Doctors are excited because this suggests that stem cells could be banked for off-the-shelf use after heart attacks, just as blood is kept on hand now. The work only involved 30 patients in Miami and Baltimore, but it proves the concept that anyone's cells can be used to treat such cases.
The study used a specific type of stem cells from bone marrow that researchers believed would not be rejected by recipients. Not like other cells, these lack a key feature on their surface that makes the immune system see them as foreign tissue and attack them, explained the study's leader, Dr. Joshua Hare of the University of Miami.
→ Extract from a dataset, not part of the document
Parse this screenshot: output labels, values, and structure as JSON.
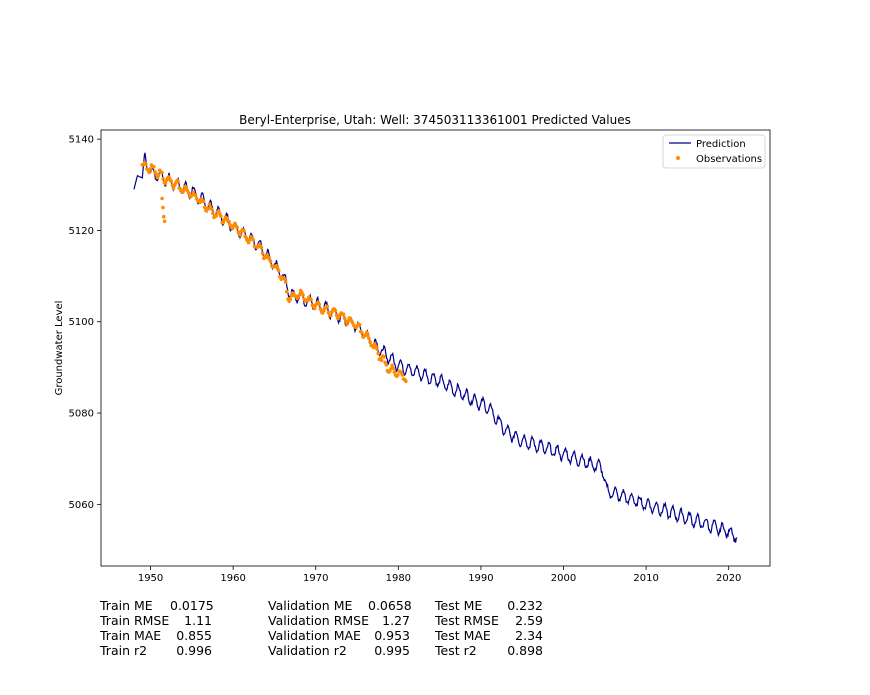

The patients in the study had suffered heart attacks years earlier, some as long as 30 years ago. All had developed heart failure because the scar tissue from the heart attack had weakened their hearts so much that they grew large and flabby, unable to pump blood effectively.
Researchers announced for people to supply marrow, which is removed using a needle into a hip bone. The cells were taken from the marrow and amplified for about a month in a lab at Baltimore's Johns Hopkins University, then returned to Miami to be used for treatment, which did not involve surgery.
The cells were delivered through a tube pushed through a groin artery into the heart near the scarred area. Fifteen patients were given cells from their own marrow and 15 others, cells from strangers.
The big attraction is being able to use cells supplied by others, with no blood or tissue matching needed.